Por Celso Gutfreind
Psicanalista e poeta, autor de “A Nova Infância em Análise” (Artmed), entre outros
Tem quem ache que arte e ciência não podem andar juntas. Tem quem ache que poesia é complicada de se ler. E poucos duvidam da dificuldade de (re)fazer as representações, na vida em si. Assim é com as mentais, conforme a psicanálise. Ou com as sociais, conforme a sociologia. Afinal, é muito difícil mudar o que se acha. Mas a poesia se candidata a gênero estético mais tarimbado para desconstruir paradigmas ossificados. Por estar mais próxima do começo. Por trazer a música das cantigas de ninar que nos constituíram. Hoje a ciência mais cristalina traz evidências de que a nossa vida psíquica é organizada pelo ritmo trazido pelo outro. Desde o ventre, com as batidas sonoras do coração e da respiração maternas até a presença-ausência dela, quando já se respira por si.
A poesia é próxima do balbucio, quando os nossos pensamentos não estavam ainda petrificados. Não que fossem inocentes. Eram nascentes, e isso os fazia necessariamente influenciáveis. A poesia está próxima do jogo de palavras necessário para a aquisição da linguagem. É através da brincadeira que depurarmos o que vivemos até nos tornarmos quem somos: “Sou uma estrela desapontada”, brinca a poeta Luciane Slomka com a imagem da estrela de cinco pontas. Brincar com as palavras nos conduz de um silêncio (mutismo) mortífero para um local abstrato e vivo, em que contamos com elas para sobreviver. Para Luciane Slomka, a palavra é saúde e saída.

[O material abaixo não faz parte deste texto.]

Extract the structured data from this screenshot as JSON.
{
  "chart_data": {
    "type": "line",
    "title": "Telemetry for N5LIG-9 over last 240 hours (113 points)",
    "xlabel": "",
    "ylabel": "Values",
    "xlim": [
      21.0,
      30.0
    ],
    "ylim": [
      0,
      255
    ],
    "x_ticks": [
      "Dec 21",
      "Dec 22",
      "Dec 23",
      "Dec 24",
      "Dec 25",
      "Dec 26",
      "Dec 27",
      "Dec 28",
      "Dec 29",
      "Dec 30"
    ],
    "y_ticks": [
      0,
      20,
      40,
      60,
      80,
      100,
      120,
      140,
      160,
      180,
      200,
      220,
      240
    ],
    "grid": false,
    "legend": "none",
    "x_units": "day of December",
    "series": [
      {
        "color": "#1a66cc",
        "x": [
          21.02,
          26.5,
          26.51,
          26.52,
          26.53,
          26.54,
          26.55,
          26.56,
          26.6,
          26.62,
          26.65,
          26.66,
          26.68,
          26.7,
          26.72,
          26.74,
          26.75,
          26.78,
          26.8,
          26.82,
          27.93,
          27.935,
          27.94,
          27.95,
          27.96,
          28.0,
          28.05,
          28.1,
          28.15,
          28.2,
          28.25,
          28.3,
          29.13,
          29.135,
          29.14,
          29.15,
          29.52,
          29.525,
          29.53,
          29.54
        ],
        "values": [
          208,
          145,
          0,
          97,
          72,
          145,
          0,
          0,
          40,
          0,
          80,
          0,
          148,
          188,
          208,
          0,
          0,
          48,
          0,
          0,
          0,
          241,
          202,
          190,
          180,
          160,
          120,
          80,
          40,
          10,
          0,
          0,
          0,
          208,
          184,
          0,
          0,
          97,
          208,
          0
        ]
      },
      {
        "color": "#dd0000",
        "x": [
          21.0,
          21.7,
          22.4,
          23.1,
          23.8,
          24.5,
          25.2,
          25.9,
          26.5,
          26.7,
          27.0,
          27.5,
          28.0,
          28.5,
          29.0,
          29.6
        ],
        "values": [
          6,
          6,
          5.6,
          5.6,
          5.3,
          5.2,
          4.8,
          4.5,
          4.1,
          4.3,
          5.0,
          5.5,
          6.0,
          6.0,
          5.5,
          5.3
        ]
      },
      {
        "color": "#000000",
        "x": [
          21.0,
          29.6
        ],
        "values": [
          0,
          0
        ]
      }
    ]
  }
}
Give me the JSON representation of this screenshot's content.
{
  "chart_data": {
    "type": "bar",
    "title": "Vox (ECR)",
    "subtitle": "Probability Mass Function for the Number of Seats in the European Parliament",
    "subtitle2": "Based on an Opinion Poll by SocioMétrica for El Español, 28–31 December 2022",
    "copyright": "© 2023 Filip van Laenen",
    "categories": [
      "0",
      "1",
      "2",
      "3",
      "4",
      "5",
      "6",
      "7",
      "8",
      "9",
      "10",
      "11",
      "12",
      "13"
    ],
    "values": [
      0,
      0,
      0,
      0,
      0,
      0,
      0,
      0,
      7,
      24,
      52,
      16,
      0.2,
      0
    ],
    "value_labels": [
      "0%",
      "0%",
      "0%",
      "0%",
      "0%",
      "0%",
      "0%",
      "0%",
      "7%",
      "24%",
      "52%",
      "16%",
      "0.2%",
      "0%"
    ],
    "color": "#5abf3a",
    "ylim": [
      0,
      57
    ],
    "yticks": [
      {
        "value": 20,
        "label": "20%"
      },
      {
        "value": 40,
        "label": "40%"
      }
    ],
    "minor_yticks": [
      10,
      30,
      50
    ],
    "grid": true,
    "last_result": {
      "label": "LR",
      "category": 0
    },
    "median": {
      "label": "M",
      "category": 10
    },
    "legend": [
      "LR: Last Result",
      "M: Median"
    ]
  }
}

Já pelo título, sua poesia dialoga com o imbróglio dos primórdios. Seu livro se chama A Palavra Umbilical, devidamente registrado a que veio. Não viemos de um outro exclusivamente carnal, com genética e substâncias. Esse outro também é alma, no que oferece de subjetividade para, no encontro com a subjetividade incipiente do bebê, esse possa construir a sua própria. O psiquiatra e psicanalista francês Bernard Golse traz aqui uma imagem significativa. O bebê propõe uma ópera, feita de olhares, gritos e não sei o quê. A mãe oferece outra, com cantigas, toques, gestos e até mesmo tristeza. Do encontro entre as duas, nasce uma terceira, essa que forma o bebê e transforma a mãe. Não ao acaso, um dos poemas de Luciane se chama Terceiro País (Uma Proposta).
O mesmo Golse, em parceria com Sylvain Missonnier, retrocede o alvo, expandindo as pesquisas para a importância do que se passa dentro do útero, onde constatam que já há sons, visões e até cheiros. Ou seja, começamos a ser bem antes de respirarmos por conta própria: “Foi tão longe e tão fundo que começou a saber/ Da vida sem respirar”. Ali começaria o trabalho de desenvolvimento psíquico, sustentado pelo outro, com o nascimento poético das interações, base de nosso desenvolvimento afetivo e cognitivo: “Gente morre é se não ama”. Daí o achado oceânico da imagem palavra umbilical. A palavra nasce do embate com o outro, fruto do encontro e da separação. A representação dessa separação para Freud ou, em linguagem poética, a borboleta espetada na página, para Mario Quintana.
A novidade está em situar o cenário do processo na vida pré-natal (Golse, Missonnier), aprofundando o que cientistas vêm provando: a palavra é fruto de interações claramente observáveis fora do ventre materno, onde tudo o que conta é poético, com ritmo, prosódia, figurabilidade: “Cabe a cada um/ – se tiver coragem – /saber de que ventre nasce”. Aqui a arte poética de Luciane encontra a ciência da perinatalidade. A palavra só fertiliza se fertilizada pelo corpo do outro: “Vago nesse espaço/ Meio desocupado, meio baldio,/ Meio pronto para fertilizar”.
Como poeta e psicanalista, Luciane utiliza os duplos recursos para juntar campos. Sugere que a poesia não é um gênero literário complicado, para poucos. Ela é para todos, porque prestamos contas ao poético, no começo de nossas vidas, quando a capacidade de pensar e de sentir foi alimentada poeticamente, fora de um livro. E seguirá assim até sermos linguagem verbal, esse desdobramento natural da qualidade dos encontros: “Teu leito me desnutriu/ Teu silêncio me distraiu”.
A Palavra Umbilical, de Luciane Slomka, é a metáfora de que estamos vivos por causa da poesia. Ela e o livro materno de onde veio é que permitiram o desenvolvimento até nomear o medo de que haja um monstro na janela ou um jacaré sob o leito. Aparentemente. No fundo, arte e ciência acreditam juntas que há um amor. É nele que está o milagre. Talvez por isso um dos últimos poemas do livro expressa com entusiasmo: “Tem um pedaço de coração embaixo da cama”.